Une étude, publiée lundi 25 octobre, commandée par le groupe des Verts au Parlement européen, promoteur de l’interdiction totale des systèmes de reconnaissance biométrique dans les espaces publics, a récemment mis en garde contre l’impact de cette technologie sur les droits fondamentaux.
La reconnaissance faciale permet d’identifier un visage humain à partir d’une image numérique ou d’une vidéo. Les polices d’Autriche, de Finlande, de France, d’Allemagne, de Grèce, de Hongrie, d’Italie, de Lettonie, de Lituanie, de Slovénie et des Pays-Bas utilisent des technologies de reconnaissance faciale pour l’identification a posteriori dans leurs enquêtes criminelles. La Croatie, Chypre, la République tchèque, l’Estonie, le Portugal, la Roumanie, l’Espagne et la Suède devraient suivre dans un futur proche.
Francesco Ragazzi, professeur associé à l’université de Leiden et auteur de l’étude, a déclaré :
« La distinction entre “temps réel” et “ex-post” n’est pas pertinente lorsqu’il s’agit de l’impact de ces technologies sur les droits fondamentaux. L’identification a posteriori présente en fait un potentiel de préjudice plus élevé, car il est possible de rassembler davantage de données provenant de différentes sources pour procéder à l’identification. »

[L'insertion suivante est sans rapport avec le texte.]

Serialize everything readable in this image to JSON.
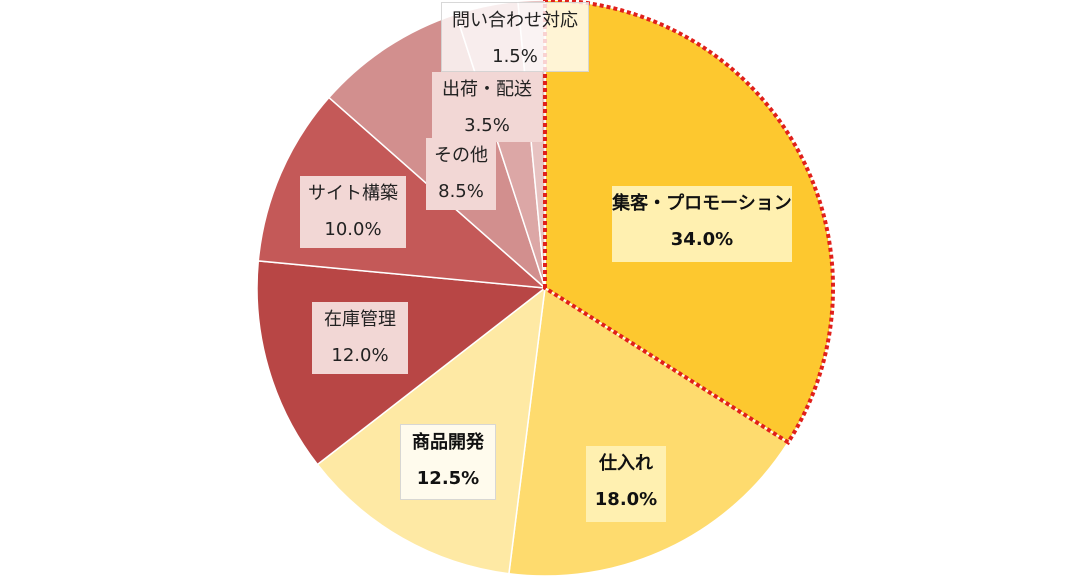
{
  "chart_data": {
    "type": "pie",
    "title": "",
    "slices": [
      {
        "label": "集客・プロモーション",
        "value": 34.0,
        "value_label": "34.0%",
        "color": "#FDC82F",
        "highlighted": true,
        "bold": true
      },
      {
        "label": "仕入れ",
        "value": 18.0,
        "value_label": "18.0%",
        "color": "#FEDB6E",
        "highlighted": false,
        "bold": true
      },
      {
        "label": "商品開発",
        "value": 12.5,
        "value_label": "12.5%",
        "color": "#FEE9A4",
        "highlighted": false,
        "bold": true
      },
      {
        "label": "在庫管理",
        "value": 12.0,
        "value_label": "12.0%",
        "color": "#B84645",
        "highlighted": false,
        "bold": false
      },
      {
        "label": "サイト構築",
        "value": 10.0,
        "value_label": "10.0%",
        "color": "#C45958",
        "highlighted": false,
        "bold": false
      },
      {
        "label": "その他",
        "value": 8.5,
        "value_label": "8.5%",
        "color": "#D28F8E",
        "highlighted": false,
        "bold": false
      },
      {
        "label": "出荷・配送",
        "value": 3.5,
        "value_label": "3.5%",
        "color": "#DCA7A6",
        "highlighted": false,
        "bold": false
      },
      {
        "label": "問い合わせ対応",
        "value": 1.5,
        "value_label": "1.5%",
        "color": "#E7C2C1",
        "highlighted": false,
        "bold": false
      }
    ],
    "start_angle_deg": 0,
    "direction": "clockwise",
    "highlight_border_color": "#E0201B",
    "slice_border_color": "#FFFFFF"
  }
}
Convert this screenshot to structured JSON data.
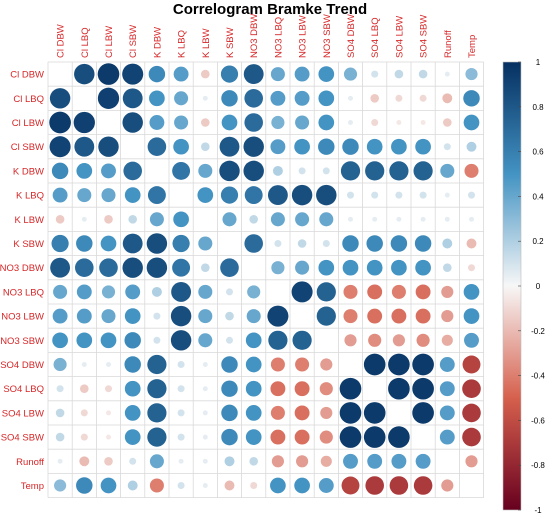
{
  "chart_data": {
    "type": "heatmap",
    "title": "Correlogram Bramke Trend",
    "variables": [
      "Cl DBW",
      "Cl LBQ",
      "Cl LBW",
      "Cl SBW",
      "K DBW",
      "K LBQ",
      "K LBW",
      "K SBW",
      "NO3 DBW",
      "NO3 LBQ",
      "NO3 LBW",
      "NO3 SBW",
      "SO4 DBW",
      "SO4 LBQ",
      "SO4 LBW",
      "SO4 SBW",
      "Runoff",
      "Temp"
    ],
    "matrix": [
      [
        1.0,
        0.85,
        0.95,
        0.9,
        0.55,
        0.45,
        -0.15,
        0.6,
        0.8,
        0.4,
        0.45,
        0.5,
        0.35,
        0.1,
        0.15,
        0.15,
        0.05,
        0.3
      ],
      [
        0.85,
        1.0,
        0.92,
        0.8,
        0.5,
        0.4,
        0.05,
        0.55,
        0.7,
        0.45,
        0.45,
        0.5,
        0.05,
        -0.15,
        -0.1,
        -0.1,
        -0.2,
        0.55
      ],
      [
        0.95,
        0.92,
        1.0,
        0.85,
        0.45,
        0.4,
        -0.15,
        0.5,
        0.7,
        0.35,
        0.4,
        0.5,
        0.05,
        -0.1,
        -0.05,
        -0.05,
        -0.15,
        0.5
      ],
      [
        0.9,
        0.8,
        0.85,
        1.0,
        0.7,
        0.5,
        0.15,
        0.8,
        0.85,
        0.45,
        0.5,
        0.55,
        0.55,
        0.5,
        0.5,
        0.5,
        0.1,
        0.2
      ],
      [
        0.55,
        0.5,
        0.45,
        0.7,
        1.0,
        0.65,
        0.4,
        0.85,
        0.85,
        0.2,
        0.1,
        0.1,
        0.75,
        0.75,
        0.75,
        0.75,
        0.4,
        -0.4
      ],
      [
        0.45,
        0.4,
        0.4,
        0.5,
        0.65,
        1.0,
        0.5,
        0.6,
        0.65,
        0.8,
        0.85,
        0.85,
        0.1,
        0.1,
        0.1,
        0.1,
        0.05,
        0.1
      ],
      [
        -0.15,
        0.05,
        -0.15,
        0.15,
        0.4,
        0.5,
        1.0,
        0.4,
        0.15,
        0.4,
        0.4,
        0.4,
        0.05,
        0.05,
        0.05,
        0.05,
        0.05,
        0.05
      ],
      [
        0.6,
        0.55,
        0.5,
        0.8,
        0.85,
        0.6,
        0.4,
        1.0,
        0.7,
        0.1,
        0.15,
        0.1,
        0.55,
        0.55,
        0.55,
        0.55,
        0.2,
        -0.2
      ],
      [
        0.8,
        0.7,
        0.7,
        0.85,
        0.85,
        0.65,
        0.15,
        0.7,
        1.0,
        0.35,
        0.4,
        0.5,
        0.5,
        0.5,
        0.5,
        0.5,
        0.15,
        -0.1
      ],
      [
        0.4,
        0.45,
        0.35,
        0.45,
        0.2,
        0.8,
        0.4,
        0.1,
        0.35,
        1.0,
        0.9,
        0.75,
        -0.4,
        -0.45,
        -0.4,
        -0.45,
        -0.3,
        0.5
      ],
      [
        0.45,
        0.45,
        0.4,
        0.5,
        0.1,
        0.85,
        0.4,
        0.15,
        0.4,
        0.9,
        1.0,
        0.75,
        -0.4,
        -0.45,
        -0.45,
        -0.45,
        -0.3,
        0.5
      ],
      [
        0.5,
        0.5,
        0.5,
        0.55,
        0.1,
        0.85,
        0.4,
        0.1,
        0.5,
        0.75,
        0.75,
        1.0,
        -0.3,
        -0.35,
        -0.3,
        -0.35,
        -0.25,
        0.45
      ],
      [
        0.35,
        0.05,
        0.05,
        0.55,
        0.75,
        0.1,
        0.05,
        0.55,
        0.5,
        -0.4,
        -0.4,
        -0.3,
        1.0,
        0.95,
        0.95,
        0.95,
        0.45,
        -0.65
      ],
      [
        0.1,
        -0.15,
        -0.1,
        0.5,
        0.75,
        0.1,
        0.05,
        0.55,
        0.5,
        -0.45,
        -0.45,
        -0.35,
        0.95,
        1.0,
        0.95,
        0.95,
        0.45,
        -0.7
      ],
      [
        0.15,
        -0.1,
        -0.05,
        0.5,
        0.75,
        0.1,
        0.05,
        0.55,
        0.5,
        -0.4,
        -0.45,
        -0.3,
        0.95,
        0.95,
        1.0,
        0.95,
        0.45,
        -0.7
      ],
      [
        0.15,
        -0.1,
        -0.05,
        0.5,
        0.75,
        0.1,
        0.05,
        0.55,
        0.5,
        -0.45,
        -0.45,
        -0.35,
        0.95,
        0.95,
        0.95,
        1.0,
        0.45,
        -0.7
      ],
      [
        0.05,
        -0.2,
        -0.15,
        0.1,
        0.4,
        0.05,
        0.05,
        0.2,
        0.15,
        -0.3,
        -0.3,
        -0.25,
        0.45,
        0.45,
        0.45,
        0.45,
        1.0,
        -0.3
      ],
      [
        0.3,
        0.55,
        0.5,
        0.2,
        -0.4,
        0.1,
        0.05,
        -0.2,
        -0.1,
        0.5,
        0.5,
        0.45,
        -0.65,
        -0.7,
        -0.7,
        -0.7,
        -0.3,
        1.0
      ]
    ],
    "diagonal_shown": false,
    "colorbar": {
      "ticks": [
        1,
        0.8,
        0.6,
        0.4,
        0.2,
        0,
        -0.2,
        -0.4,
        -0.6,
        -0.8,
        -1
      ],
      "labels": [
        "1",
        "0.8",
        "0.6",
        "0.4",
        "0.2",
        "0",
        "-0.2",
        "-0.4",
        "-0.6",
        "-0.8",
        "-1"
      ],
      "range": [
        -1,
        1
      ],
      "colors": {
        "negative_strong": "#67001F",
        "negative_mid": "#D6604D",
        "neutral": "#F7F7F7",
        "positive_mid": "#4393C3",
        "positive_strong": "#053061"
      }
    },
    "label_color": "#D62728",
    "grid": true
  }
}
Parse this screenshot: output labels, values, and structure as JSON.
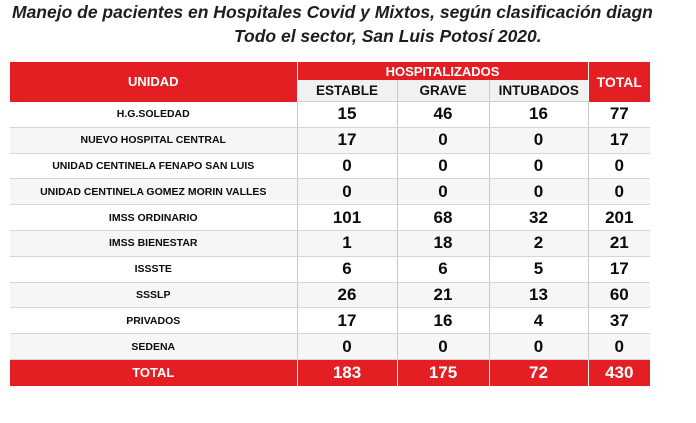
{
  "title": {
    "line1": "Manejo de pacientes en Hospitales Covid y Mixtos, según clasificación diagn",
    "line2": "Todo el sector, San Luis Potosí 2020."
  },
  "table": {
    "col_unidad": "UNIDAD",
    "col_group": "HOSPITALIZADOS",
    "col_total": "TOTAL",
    "sub_cols": [
      "ESTABLE",
      "GRAVE",
      "INTUBADOS"
    ],
    "rows": [
      {
        "unidad": "H.G.SOLEDAD",
        "estable": "15",
        "grave": "46",
        "intubados": "16",
        "total": "77"
      },
      {
        "unidad": "NUEVO HOSPITAL CENTRAL",
        "estable": "17",
        "grave": "0",
        "intubados": "0",
        "total": "17"
      },
      {
        "unidad": "UNIDAD CENTINELA FENAPO SAN LUIS",
        "estable": "0",
        "grave": "0",
        "intubados": "0",
        "total": "0"
      },
      {
        "unidad": "UNIDAD CENTINELA GOMEZ MORIN VALLES",
        "estable": "0",
        "grave": "0",
        "intubados": "0",
        "total": "0"
      },
      {
        "unidad": "IMSS ORDINARIO",
        "estable": "101",
        "grave": "68",
        "intubados": "32",
        "total": "201"
      },
      {
        "unidad": "IMSS BIENESTAR",
        "estable": "1",
        "grave": "18",
        "intubados": "2",
        "total": "21"
      },
      {
        "unidad": "ISSSTE",
        "estable": "6",
        "grave": "6",
        "intubados": "5",
        "total": "17"
      },
      {
        "unidad": "SSSLP",
        "estable": "26",
        "grave": "21",
        "intubados": "13",
        "total": "60"
      },
      {
        "unidad": "PRIVADOS",
        "estable": "17",
        "grave": "16",
        "intubados": "4",
        "total": "37"
      },
      {
        "unidad": "SEDENA",
        "estable": "0",
        "grave": "0",
        "intubados": "0",
        "total": "0"
      }
    ],
    "totals": {
      "label": "TOTAL",
      "estable": "183",
      "grave": "175",
      "intubados": "72",
      "total": "430"
    }
  },
  "colors": {
    "header_red": "#e41f23",
    "subheader_gray": "#f1f1f1"
  }
}
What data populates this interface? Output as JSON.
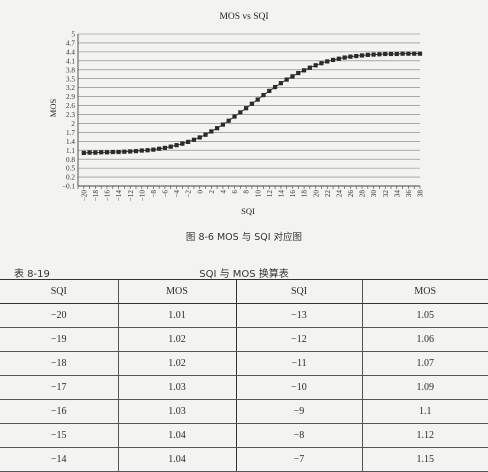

Les risques d'une surveillance de masse
La reconnaissance faciale est le procédé d’identification biométrique le plus développé, elle peut faire correspondre des visages humains à une image numérique. Le déploiement de ces technologies est encore limité en termes de portée, allant de l’identification des individus à la surveillance de masse. Le rapport met en garde :« Il semble que l’on comprenne mal les modalités d’application de cette technologie et l’impact potentiel d’un si large éventail d’applications sur les droits fondamentaux des citoyens européens. »L’étude se concentre sur les recherches dites « non coopératives », quand le système identifie une personne sans son consentement. Dans les recherches « coopératives », l’utilisation de la reconnaissance faciale (pour déverrouiller les smartphones par exemple) n’est pas considérée comme présentant un risque de surveillance de masse même si la situation pourrait changer car ces systèmes coopératifs ont accumulé des quantités importantes de données personnelles. Le rapport note que la surveillance de masse pourrait être rendue plus probable par deux phénomènes : l’expansion des bases de données biométriques et le pilotage de plusieurs systèmes connectés à des logiciels d’identification biométrique. M. Ragazzi a ajouté :
« Ce que nous constatons avec ces projets, c’est qu’ils suivent de plus en plus une stratégie du “fait accompli”. Ils sont généralement présentés comme un projet pilote, demandant quelques circonstances particulières concernant le déploiement de la technologie. Ils demandent l’autorisation plus tard. »
Des projets pilotes dans une zone grise juridique
La ville de Nice utilise la technologie de reconnaissance faciale dans les rues, des outils d’identification biométrique dans les écoles secondaires ont été testés puis déclarés illégaux. Au Royaume-Uni, la reconnaissance faciale est utilisée pour identifier les élèves dans les cantines scolaires. Un quartier de Rotterdam a lancé un projet « zéro cambriolage » pour détecter les comportements suspects à l’aide de lampadaires intelligents. En Allemagne, les villes de Berlin, Hambourg et Mannheim ont toutes déployé des logiciels de reconnaissance faciale pour tester leur capacité à détecter des comportements suspects. On peut lire dans le rapport que :« La justification par le test est souvent utilisée en Allemagne comme argument pour dévier des règles existantes. »Ces projets pilotes sont mis en place dans une zone grise juridique et sans contrôle la surveillance pourrait se normaliser, posant la question de l’atteinte aux libertés individuelles. De plis, si infrastructures telles que les caméras et les microphones sont désactivées, elles restent en place.